“Animals are God’s creatures, not human property, nor utilities, nor resources, nor commodities, but precious beings in God’s sight.” -- Rev. Andrew Linzey Oxford University, Animal Theology

Believe it or not, animals have feelings too. We feel pain, sadness, happiness, grief, joy and disgust. We can be mischievous and irritable. We experience humiliation, pride and love. Most humans don’t see it, but we are emotionally a lot like you. Would you eat your friends?

“The decision that has led millions of people to stop eating other animals is not rooted in arid adherence to diet or dogma, but in the desire to eliminate the kinds of experiences that using animals for food confers upon beings with feelings,” said a wise human, Karen Davis, PhD, Prisoned Chickens, Poisoned Eggs, 1996.

This information is from the website, VegOhio.com, which has lots of reasons why humans should stop eating animals . One good reason is to stop the suffering. As quoted on the site, “U.S. society is extremely naive about the nature of agricultural production. [I]f the public knew more about the way in which agricultural and animal production infringes on animal welfare, the outcry would be louder,” said Bernard Rollin, PhD, Farm Animal Welfare, Iowa State University Press, 1995.

The following info is also from www.VegOhio.com:

Competition to produce inexpensive meat, eggs, and dairy products has led animal agribusiness to treat animals as objects and commodities. The worldwide trend is to replace family farms with “factory” farms: warehouses where animals are kept in crowded pens or restrictive stalls. We know this too well in Ohio, with Buckeye Egg Farm and other factory farms skirting laws by abusing animals, polluting the environment and creating hazardous conditions only for more and more profit.

The Food Marketing Institute’s (FMI) Animal Welfare Program guidelines do not require that a sow (mother pig) have enough room to walk or turn around, but rather that she actually has enough room to fit in the cage without being forced against the bars. The transportation of livestock bred for slaughter is also inhumane, causing injury and fear to the animals.

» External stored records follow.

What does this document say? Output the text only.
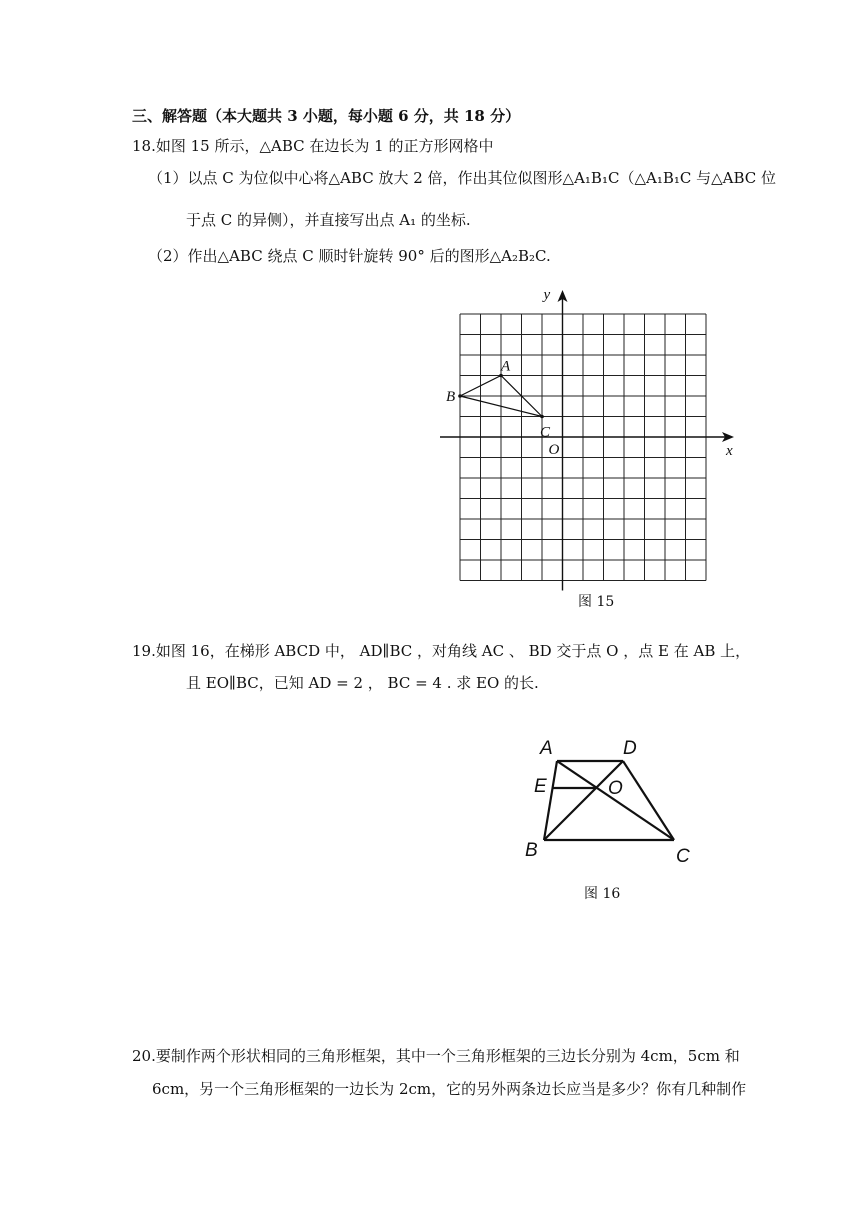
三、解答题（本大题共 3 小题，每小题 6 分，共 18 分）
18.如图 15 所示，△ABC 在边长为 1 的正方形网格中
（1）以点 C 为位似中心将△ABC 放大 2 倍，作出其位似图形△A₁B₁C（△A₁B₁C 与△ABC 位
于点 C 的异侧），并直接写出点 A₁ 的坐标.
（2）作出△ABC 绕点 C 顺时针旋转 90° 后的图形△A₂B₂C.
A
B
C
O	x
y
图 15
19.如图 16，在梯形 ABCD 中， AD∥BC ，对角线 AC 、 BD 交于点 O ，点 E 在 AB 上，
且 EO∥BC，已知 AD = 2 ， BC = 4 . 求 EO 的长.
A	D
E	O
B	C
图 16
20.要制作两个形状相同的三角形框架，其中一个三角形框架的三边长分别为 4cm，5cm 和
6cm，另一个三角形框架的一边长为 2cm，它的另外两条边长应当是多少？你有几种制作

USDA APHIS’ Wildlife Services and livestock producers kill wildlife to protect farmed animals. Having eliminated native populations of wolves and grizzly bears, federal government hunters now kill about 100,000 coyotes, bobcats, feral hogs, bison, and mountain lions each year. They are shot, caught in steel-jaw leghold traps or neck nooses, or poisoned with cyanide.

Animals in slaughterhouses can smell, hear, and often see the slaughter of those before them. As the animals struggle, the human workers, who are pressured to keep the lines moving quickly, often react with impatience towards the animals. Common mammal stunning methods:
  • Captive bolt stunning — A “pistol” is set against the animal’s head and a metal rod is thrust into the brain. Shooting a struggling animal is difficult, and the rod often misses its mark. A large number of slaughter plants must shoot at least 2 out of every 100 cows more than once to achieve unconsciousness.
  • Electric stunning – Electric current is used to produce a grand mal seizure, then the throat is cut and the animal bleeds to death. In a USDA survey, Professor of Animal Sciences, Temple Grandin, PhD, states, “Insufficient amperage can cause an animal to be paralyzed without losing sensibility.”
  • Ritual slaughter – Animals are fully conscious when their carotid arteries are cut. This is supposed to cause unconsciousness within seconds, but because of blood flow through the vertebral arteries in the back of the neck, some animals can remain conscious as they bleed for up to a minute. Additionally, Temple Grandin, PhD notes “Unfortunately, there are some plants which use cruel methods of restraint such as hanging live animals upside down.” This can cause broken bones as the heavy animal hangs by a chain attached to one leg.

  • Environmental damagecaused by tearing down forests and ecosystems to breed cattle for food affects the health of the whole planet. Vegetarianism is a healthy way to live

    According to the American Dietetic Association’s position paper, vegetarian diets are associated with a reduced risk for obesity, coronary artery disease, hypertension, diabetes mellitus, colorectal cancer, lung cancer, and kidney disease. Antibiotics and other drugs given to livestock enters a person’s body when they consume an animal and can either make you sick or your body immune to the effects of antibiotics you may need to save your life. If you don’t eat meat, you don’t really have to worry about getting mad cow disease!

    Log on the VegOhio.com website to find vegetarian groceries and restaurants in your area and for savory vegetarian recipes. And don’t believe the lie about the Other White Meat. I’m not meat, I’m a columnist, and your friend!